20 de julho de 2009

Na maré vasa
uma mariposa volteia
e logo desaparece
Farewell my butterfly.
.
Treze segundos depois as portas abriram-se no piso térreo. Consuelo adivinhou o sorriso do desconhecido, agradeceu a amabilidade dq primazia do passo e precipitou-se para o exterior, mal conseguindo digerir o evidente desejo sedutor do estranho, a camisa escura impecavelmente engomada e os cabelos brancos que com esta contrastavam, crendo que o seu perfume aprisionaria aquela bonita mulher num feitiço.
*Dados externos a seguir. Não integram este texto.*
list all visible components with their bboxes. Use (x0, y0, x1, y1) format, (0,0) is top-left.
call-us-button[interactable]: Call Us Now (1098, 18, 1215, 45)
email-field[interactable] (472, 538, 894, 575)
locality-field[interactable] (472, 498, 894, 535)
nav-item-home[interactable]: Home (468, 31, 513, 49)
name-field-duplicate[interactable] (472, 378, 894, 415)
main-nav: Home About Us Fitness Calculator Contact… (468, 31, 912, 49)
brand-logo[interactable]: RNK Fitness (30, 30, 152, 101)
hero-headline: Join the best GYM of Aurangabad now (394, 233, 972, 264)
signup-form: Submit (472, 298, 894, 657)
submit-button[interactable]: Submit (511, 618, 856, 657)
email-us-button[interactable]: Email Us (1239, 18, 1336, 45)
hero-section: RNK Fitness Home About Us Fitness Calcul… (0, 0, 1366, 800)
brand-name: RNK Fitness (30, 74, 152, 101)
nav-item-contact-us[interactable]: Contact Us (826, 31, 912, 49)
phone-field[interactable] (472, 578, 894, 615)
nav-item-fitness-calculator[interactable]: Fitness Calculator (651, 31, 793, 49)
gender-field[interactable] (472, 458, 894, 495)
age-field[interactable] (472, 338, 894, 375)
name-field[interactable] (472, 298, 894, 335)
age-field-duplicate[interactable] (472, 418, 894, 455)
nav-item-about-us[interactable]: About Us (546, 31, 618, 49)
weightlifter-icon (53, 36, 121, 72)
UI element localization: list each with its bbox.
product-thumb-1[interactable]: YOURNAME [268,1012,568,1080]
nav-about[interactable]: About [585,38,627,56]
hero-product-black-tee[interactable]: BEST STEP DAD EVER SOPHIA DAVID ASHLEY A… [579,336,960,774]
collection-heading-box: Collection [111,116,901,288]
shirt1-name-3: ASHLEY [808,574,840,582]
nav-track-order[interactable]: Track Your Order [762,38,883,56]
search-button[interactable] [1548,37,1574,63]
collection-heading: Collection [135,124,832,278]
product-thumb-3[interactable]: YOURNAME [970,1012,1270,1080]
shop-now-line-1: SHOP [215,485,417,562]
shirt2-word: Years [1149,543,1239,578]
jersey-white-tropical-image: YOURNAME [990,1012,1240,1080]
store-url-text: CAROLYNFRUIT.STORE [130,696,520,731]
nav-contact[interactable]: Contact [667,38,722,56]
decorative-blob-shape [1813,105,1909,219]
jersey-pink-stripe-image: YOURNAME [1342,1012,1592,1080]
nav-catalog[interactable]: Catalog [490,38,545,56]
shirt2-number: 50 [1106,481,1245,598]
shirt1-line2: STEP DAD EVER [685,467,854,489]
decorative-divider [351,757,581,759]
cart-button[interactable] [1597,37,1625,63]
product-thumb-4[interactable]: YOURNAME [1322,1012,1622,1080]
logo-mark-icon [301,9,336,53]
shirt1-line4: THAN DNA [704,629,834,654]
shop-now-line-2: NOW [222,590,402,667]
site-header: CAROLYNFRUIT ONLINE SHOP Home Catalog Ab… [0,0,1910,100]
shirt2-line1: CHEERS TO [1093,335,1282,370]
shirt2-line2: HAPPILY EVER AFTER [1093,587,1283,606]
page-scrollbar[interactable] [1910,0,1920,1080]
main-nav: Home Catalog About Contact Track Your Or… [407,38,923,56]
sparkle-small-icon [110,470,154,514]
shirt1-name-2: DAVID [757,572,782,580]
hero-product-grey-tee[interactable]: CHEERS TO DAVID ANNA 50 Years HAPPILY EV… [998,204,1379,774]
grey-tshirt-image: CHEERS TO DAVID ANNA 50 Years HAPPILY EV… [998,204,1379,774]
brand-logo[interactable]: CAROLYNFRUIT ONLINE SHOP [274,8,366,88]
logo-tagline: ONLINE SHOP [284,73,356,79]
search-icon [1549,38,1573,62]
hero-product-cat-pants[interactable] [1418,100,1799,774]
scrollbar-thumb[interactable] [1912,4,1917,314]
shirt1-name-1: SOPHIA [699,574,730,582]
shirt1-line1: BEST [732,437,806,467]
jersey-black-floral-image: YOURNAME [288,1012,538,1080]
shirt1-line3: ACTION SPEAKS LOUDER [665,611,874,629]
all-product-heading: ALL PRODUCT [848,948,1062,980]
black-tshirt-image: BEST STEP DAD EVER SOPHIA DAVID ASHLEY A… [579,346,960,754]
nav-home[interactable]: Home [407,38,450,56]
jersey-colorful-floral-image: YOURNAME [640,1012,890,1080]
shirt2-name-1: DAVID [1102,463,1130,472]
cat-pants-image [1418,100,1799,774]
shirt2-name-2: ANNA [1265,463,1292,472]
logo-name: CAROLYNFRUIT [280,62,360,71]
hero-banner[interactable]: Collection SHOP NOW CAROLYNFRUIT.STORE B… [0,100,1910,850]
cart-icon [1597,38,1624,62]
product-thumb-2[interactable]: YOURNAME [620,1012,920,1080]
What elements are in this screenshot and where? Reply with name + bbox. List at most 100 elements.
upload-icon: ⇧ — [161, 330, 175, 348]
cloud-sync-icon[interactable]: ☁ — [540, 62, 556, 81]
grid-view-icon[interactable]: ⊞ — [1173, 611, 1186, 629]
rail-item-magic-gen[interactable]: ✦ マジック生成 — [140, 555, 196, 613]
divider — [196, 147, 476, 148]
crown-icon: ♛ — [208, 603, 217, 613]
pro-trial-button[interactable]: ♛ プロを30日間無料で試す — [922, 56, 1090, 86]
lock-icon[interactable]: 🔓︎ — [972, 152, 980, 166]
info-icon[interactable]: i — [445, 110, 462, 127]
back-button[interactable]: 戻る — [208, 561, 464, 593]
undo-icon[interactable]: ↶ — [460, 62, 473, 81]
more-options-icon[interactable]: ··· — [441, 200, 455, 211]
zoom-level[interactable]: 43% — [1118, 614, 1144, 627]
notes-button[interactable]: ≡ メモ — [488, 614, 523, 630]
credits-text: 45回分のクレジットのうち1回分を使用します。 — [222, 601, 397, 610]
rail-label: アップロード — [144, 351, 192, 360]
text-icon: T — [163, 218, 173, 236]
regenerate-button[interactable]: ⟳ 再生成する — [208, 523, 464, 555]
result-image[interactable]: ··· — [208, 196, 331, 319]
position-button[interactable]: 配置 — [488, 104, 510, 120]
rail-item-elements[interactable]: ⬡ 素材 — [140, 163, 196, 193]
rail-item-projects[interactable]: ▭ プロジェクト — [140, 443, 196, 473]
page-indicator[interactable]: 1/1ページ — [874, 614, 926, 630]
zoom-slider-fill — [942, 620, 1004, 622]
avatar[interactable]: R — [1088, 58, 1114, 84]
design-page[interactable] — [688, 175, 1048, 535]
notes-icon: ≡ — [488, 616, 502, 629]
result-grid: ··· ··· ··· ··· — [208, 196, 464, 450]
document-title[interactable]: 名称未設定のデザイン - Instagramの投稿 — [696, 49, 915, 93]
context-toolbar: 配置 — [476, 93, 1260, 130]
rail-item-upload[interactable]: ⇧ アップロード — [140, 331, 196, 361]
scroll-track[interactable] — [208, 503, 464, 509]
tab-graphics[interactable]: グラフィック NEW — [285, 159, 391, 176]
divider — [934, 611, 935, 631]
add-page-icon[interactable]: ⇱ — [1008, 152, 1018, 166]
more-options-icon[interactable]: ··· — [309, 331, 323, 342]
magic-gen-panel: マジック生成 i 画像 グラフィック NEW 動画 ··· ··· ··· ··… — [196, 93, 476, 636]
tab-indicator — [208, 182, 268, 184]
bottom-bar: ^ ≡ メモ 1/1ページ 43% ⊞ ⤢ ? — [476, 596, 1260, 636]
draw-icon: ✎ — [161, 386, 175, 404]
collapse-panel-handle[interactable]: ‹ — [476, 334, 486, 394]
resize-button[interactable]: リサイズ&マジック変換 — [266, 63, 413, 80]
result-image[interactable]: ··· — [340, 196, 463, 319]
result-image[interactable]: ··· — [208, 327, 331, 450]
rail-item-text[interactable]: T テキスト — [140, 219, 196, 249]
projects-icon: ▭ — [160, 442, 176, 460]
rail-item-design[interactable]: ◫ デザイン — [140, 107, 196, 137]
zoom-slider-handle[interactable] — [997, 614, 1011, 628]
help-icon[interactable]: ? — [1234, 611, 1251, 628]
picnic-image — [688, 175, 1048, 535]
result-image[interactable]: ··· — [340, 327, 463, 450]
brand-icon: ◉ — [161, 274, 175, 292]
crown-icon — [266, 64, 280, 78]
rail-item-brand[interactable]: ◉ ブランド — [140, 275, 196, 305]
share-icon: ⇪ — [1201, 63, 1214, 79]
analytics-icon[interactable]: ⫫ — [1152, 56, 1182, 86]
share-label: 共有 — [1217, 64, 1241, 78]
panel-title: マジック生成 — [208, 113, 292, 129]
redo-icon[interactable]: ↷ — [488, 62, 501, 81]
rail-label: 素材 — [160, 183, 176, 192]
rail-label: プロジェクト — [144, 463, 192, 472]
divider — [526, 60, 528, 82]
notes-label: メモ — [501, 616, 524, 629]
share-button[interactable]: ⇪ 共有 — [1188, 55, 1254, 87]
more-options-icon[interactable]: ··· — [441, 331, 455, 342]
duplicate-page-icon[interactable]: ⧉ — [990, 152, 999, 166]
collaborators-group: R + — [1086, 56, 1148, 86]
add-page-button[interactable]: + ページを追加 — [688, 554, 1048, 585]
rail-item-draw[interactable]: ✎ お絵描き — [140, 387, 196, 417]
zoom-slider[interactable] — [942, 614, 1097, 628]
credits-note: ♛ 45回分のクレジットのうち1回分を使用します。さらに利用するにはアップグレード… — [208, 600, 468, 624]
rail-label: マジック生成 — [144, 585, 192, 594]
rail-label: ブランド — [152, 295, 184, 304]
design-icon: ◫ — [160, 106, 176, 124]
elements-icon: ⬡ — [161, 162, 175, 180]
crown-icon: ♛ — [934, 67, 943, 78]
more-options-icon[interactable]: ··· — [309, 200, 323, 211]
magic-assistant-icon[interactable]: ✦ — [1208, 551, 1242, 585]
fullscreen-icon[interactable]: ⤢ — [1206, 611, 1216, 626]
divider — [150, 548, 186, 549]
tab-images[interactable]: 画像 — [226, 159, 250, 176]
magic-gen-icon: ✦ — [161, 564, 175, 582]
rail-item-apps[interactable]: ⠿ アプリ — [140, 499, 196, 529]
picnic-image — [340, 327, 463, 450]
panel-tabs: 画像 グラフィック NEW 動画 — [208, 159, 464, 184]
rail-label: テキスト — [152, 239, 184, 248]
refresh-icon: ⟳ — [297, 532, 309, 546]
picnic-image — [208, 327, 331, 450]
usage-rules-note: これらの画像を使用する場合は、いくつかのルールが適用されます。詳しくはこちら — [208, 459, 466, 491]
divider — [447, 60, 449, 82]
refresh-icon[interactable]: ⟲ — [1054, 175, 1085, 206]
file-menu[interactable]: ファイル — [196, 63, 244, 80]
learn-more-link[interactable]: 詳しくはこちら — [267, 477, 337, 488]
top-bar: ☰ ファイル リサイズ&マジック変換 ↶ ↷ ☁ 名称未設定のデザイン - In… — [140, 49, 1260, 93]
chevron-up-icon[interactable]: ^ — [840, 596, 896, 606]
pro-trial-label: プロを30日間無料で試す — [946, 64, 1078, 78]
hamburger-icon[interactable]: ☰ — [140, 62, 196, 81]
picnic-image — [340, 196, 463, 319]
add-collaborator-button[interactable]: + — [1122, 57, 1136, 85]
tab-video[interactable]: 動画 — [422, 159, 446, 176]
Consuelo reconheceu nesse instante cada homem que a tentara seduzir ao longo de uma vida. O sorriso, o relógio, os sapatos de marca, os gestos. Apoiou-se numa parede branca para recuperar o fôlego que lhe faltava, fosse pelo estranho encontro, fosse pelo calor sufocante da cidade. O desconhecido sonegara-lhe as forças, criara em si um sentimento que agora se apercebia que lhe fora imposto por Richard. Richard que a tratava tão bem, mas que ao mesmo tempo a suficava como agora o fazia o ar de Sevilha. Pensou nas crianças, de férias com a irmã em Puerto de Santa Maria. Esse mês em outros anos sabia-lhe bem, era o tempo de partilha com Javier Falcón. Mas agora não era assim, sentia-se insegura e com saudades dos pequenos. Procurou o telefone na mala e discou o número da irmã. Do outro lado, apenas o operadora lhe respondeu educadamente, sem disfarçar uma voz de sotaque asturiano. Encaminhou-se para a praça de táxis deserta. Ao fim de vinte minutos de espera, sentiu as força a abandonarem-na, sentindo a agonia de uma borboleta sem asas contorcendo-se no estômago apertado. Ligou então para Alícia Aguado, a psicóloga cega, cujo apartamento, com um dos terraços mais floridos da cidade, pouco distava dali.

13 de julho de 2009


Não tenho mais ninguém em quem pensar
Sempre que faço amor:
fico nervosa
não sei
mas esta boca sabe-me a uma boca estranha
Am I crazy?
Penso nos teus lábios [sem os tocar] há uma eternidade
Am I crazy?
Não tenho mais ninguém em quem pensar
Esta língua parece-me acre
Mas é apenas impressão minha
Tenho a certeza

I am not crazy

Os meus seios não mentem
Sonho com o teu pescoço sem par
Estas sombras no alpendre

oscilando soltas ao vento
inquietam-me como fantasmas do passado
dançando sob a luz trémula de uma vela
Am I crazy?

Wagner?
Intermezzo.
Mauvaise chance?
Wrong choice.

Consuelo Jímenez fechou a porta do seu luxuoso apartamento, certificou-se que ficara bem trancada e dirigiu-se para o elevador. Este estava ocupado, pelo que aguardou no patamar. Trinta segundos depois as portas abriram-se em par, permitindo o acesso ao interior, onde um homem bem parecido, mais novo, de roupa desportiva e barba de dois dias, a cumprimentou com um sorriso largo. Hesitou, mas decidiu entrar no espaço exíguo, sem contemplar as feições do desconhecido.